SupplyChainBrain.com, April 10, 2023, Robert J. Bowman
The world is getting buried in electronic waste.
Over the last eight years, an estimated 420.3 million metric tons of e-waste has been produced globally, and the number is expected to double by 2050.
The e-commerce boom is a major contributor to the problem, with many manufacturers and retailers failing to recycle or resell electronics that are returned by dissatisfied consumers.
The return rate for electronics purchased in big box stores is between 7% and 10%, but it’s roughly twice that for e-commerce, according to Chuck Johnston, chief strategy officer of reverse-logistics specialist goTRG. One reason is the inability of online shoppers to see and touch the products they’re buying, resulting in a greater number of unhappy customers. Another is the very culture of e-commerce, where returns of consumer electronics are an accepted part of the experience. (They’re even more common for items such as apparel, with online shoppers deliberately buying more sizes and colors than they intend to keep, then sending back unwanted items after trying them on at home.)
E-waste represents just 2% of what goes into the waste stream, but it accounts for 70% of the toxicity, Johnston notes. Yet consumers are only returning around 12% of the old or broken electronics products that they buy, meaning that the rest ends up in landfills.
Making matters worse in the U.S. is the lack of a federal regulatory mechanism for minimizing the disposal of e-waste. Europe is ahead in that regard, with its Waste from Electrical and Electronic Equipment (WEEE) recycling requirement, as well as the Basel Convention on the control and disposal of hazardous waste. As many as 30 states are attempting to implement some form of regulation governing e-waste, but their efforts aren’t being coordinated, and it’s “next to impossible” to enforce rules that would prevent consumers from simply tossing their old cell phones and laptops into the trash, Johnston says.

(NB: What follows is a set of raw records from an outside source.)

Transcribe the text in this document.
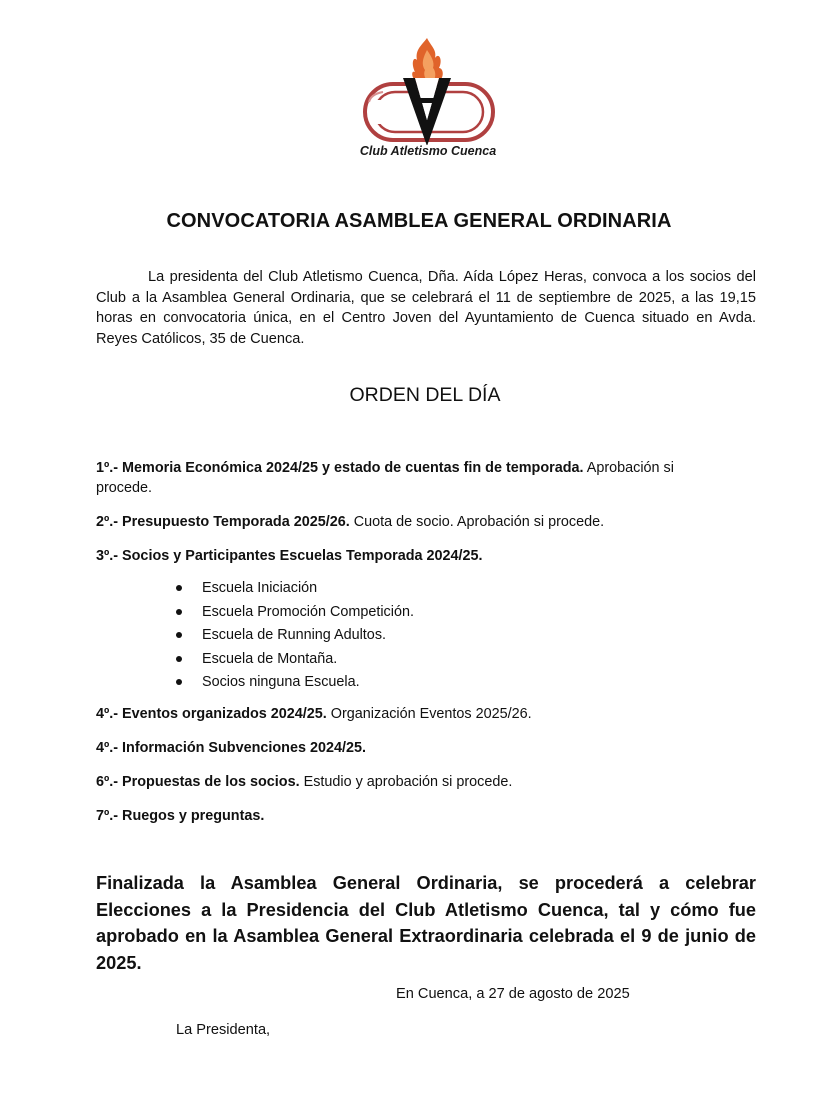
Club Atletismo Cuenca
CONVOCATORIA ASAMBLEA GENERAL ORDINARIA
La presidenta del Club Atletismo Cuenca, Dña. Aída López Heras, convoca a los socios del Club a la Asamblea General Ordinaria, que se celebrará el 11 de septiembre de 2025, a las 19,15 horas en convocatoria única, en el Centro Joven del Ayuntamiento de Cuenca situado en Avda. Reyes Católicos, 35 de Cuenca.
ORDEN DEL DÍA
1º.- Memoria Económica 2024/25 y estado de cuentas fin de temporada. Aprobación si procede.
2º.- Presupuesto Temporada 2025/26. Cuota de socio. Aprobación si procede.
3º.- Socios y Participantes Escuelas Temporada 2024/25.
4º.- Eventos organizados 2024/25. Organización Eventos 2025/26.
4º.- Información Subvenciones 2024/25.
6º.- Propuestas de los socios. Estudio y aprobación si procede.
7º.- Ruegos y preguntas.
Escuela Iniciación
Escuela Promoción Competición.
Escuela de Running Adultos.
Escuela de Montaña.
Socios ninguna Escuela.
Finalizada la Asamblea General Ordinaria, se procederá a celebrar Elecciones a la Presidencia del Club Atletismo Cuenca, tal y cómo fue aprobado en la Asamblea General Extraordinaria celebrada el 9 de junio de 2025.
En Cuenca, a 27 de agosto de 2025
La Presidenta,
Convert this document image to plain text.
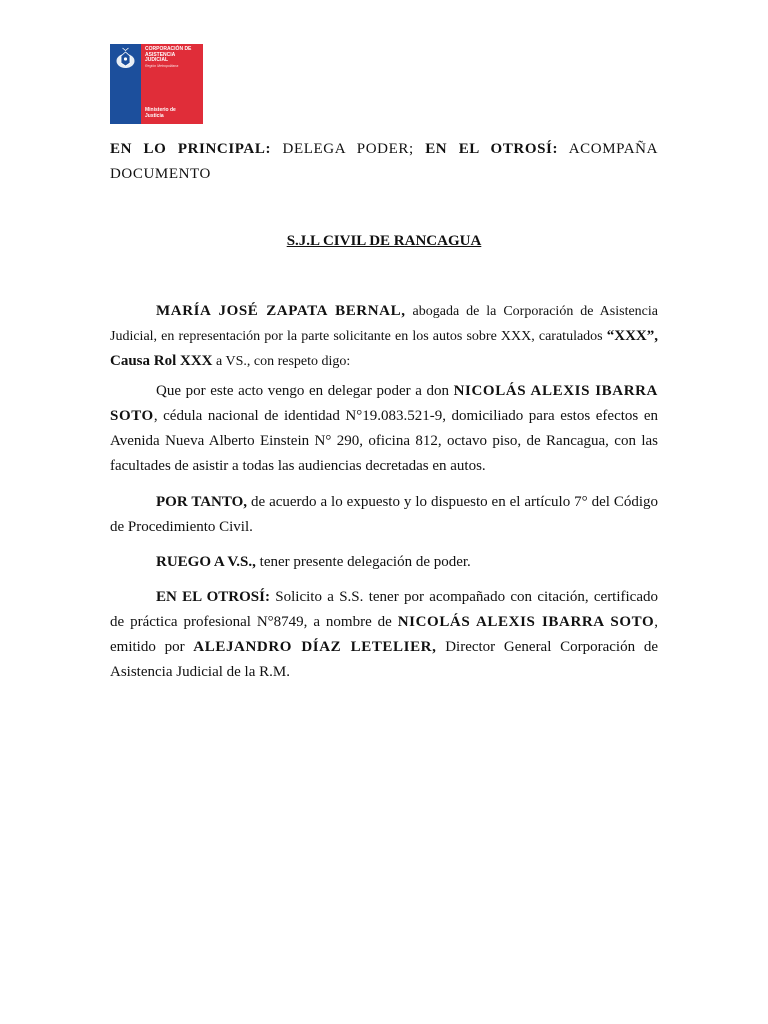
CORPORACIÓN DE
ASISTENCIA
JUDICIAL
Región Metropolitana
Ministerio de
Justicia

EN LO PRINCIPAL: DELEGA PODER; EN EL OTROSÍ: ACOMPAÑA DOCUMENTO

S.J.L CIVIL DE RANCAGUA

MARÍA JOSÉ ZAPATA BERNAL, abogada de la Corporación de Asistencia Judicial, en representación por la parte solicitante en los autos sobre XXX, caratulados “XXX”, Causa Rol XXX a VS., con respeto digo:

Que por este acto vengo en delegar poder a don NICOLÁS ALEXIS IBARRA SOTO, cédula nacional de identidad N°19.083.521-9, domiciliado para estos efectos en Avenida Nueva Alberto Einstein N° 290, oficina 812, octavo piso, de Rancagua, con las facultades de asistir a todas las audiencias decretadas en autos.

POR TANTO, de acuerdo a lo expuesto y lo dispuesto en el artículo 7° del Código de Procedimiento Civil.

RUEGO A V.S., tener presente delegación de poder.

EN EL OTROSÍ: Solicito a S.S. tener por acompañado con citación, certificado de práctica profesional N°8749, a nombre de NICOLÁS ALEXIS IBARRA SOTO, emitido por ALEJANDRO DÍAZ LETELIER, Director General Corporación de Asistencia Judicial de la R.M.
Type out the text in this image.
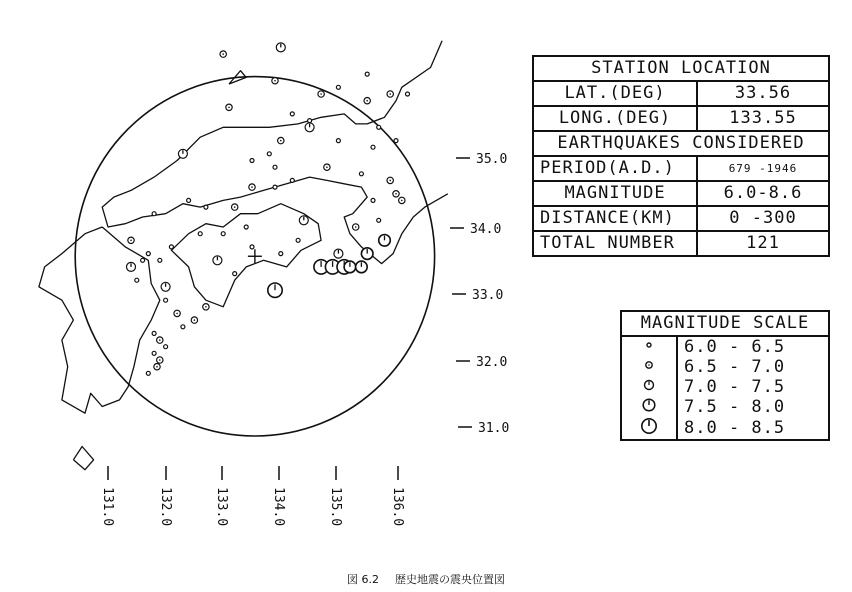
35.0
34.0
33.0
32.0
31.0
131.0	132.0	133.0	134.0	135.0	136.0
STATION LOCATION	
LAT.(DEG)	33.56
LONG.(DEG)	133.55
EARTHQUAKES CONSIDERED	
PERIOD(A.D.)	679 -1946
MAGNITUDE	6.0-8.6
DISTANCE(KM)	0 -300
TOTAL NUMBER	121
MAGNITUDE SCALE	
	6.0 - 6.5
	6.5 - 7.0
	7.0 - 7.5
	7.5 - 8.0
	8.0 - 8.5
図 6.2 歴史地震の震央位置図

Some retailers, both online and with physical stores, offer “trade-up and trade-in” programs that give shoppers a credit when they purchase new electronics products. But the larger problem, Johnson says, is the “consumptive nature” of the consumer, encouraged by the constant release of next-generation equipment by major brands.
The average lifespan of consumer electronics today is between four and five years, with rapid obsolescence built into products. “We’ve designed quality out of it,” Johnston says. “Things don’t last — they want you to buy. Consumers want a lower price point, more convenience and the latest bells and whistles; manufacturers create, and retailers sell. It’s a vicious cycle.”
Short of radically transforming the consumer’s mindset — and the foundation of the economy — there are steps that manufacturers, brands and retailers can take to minimize the amount of old electronics entering the waste stream. Chief among them is refurbishment, which nearly every major producer does to some degree, with the help of outsourced providers that specialize in that task.
Much more needs to be done, however. Johnston sits on the board of Repair.org, an industry association formed to promote “the right to repair.” Current membership consists of more than 400 companies, advocating for “repair-friendly policies, regulations, statutes, and standards at the national, state and local levels.”
Working against that effort is the tendency of some major brands to protect their intellectual property by refusing to let independent repair services touch their equipment. Apple Inc. has been especially protective of its products over the years, Johnston says, although it began relaxing that stricture in late 2021 when it announced a self-service repair policy, under which users could buy parts to fix their own iPhones and Macs.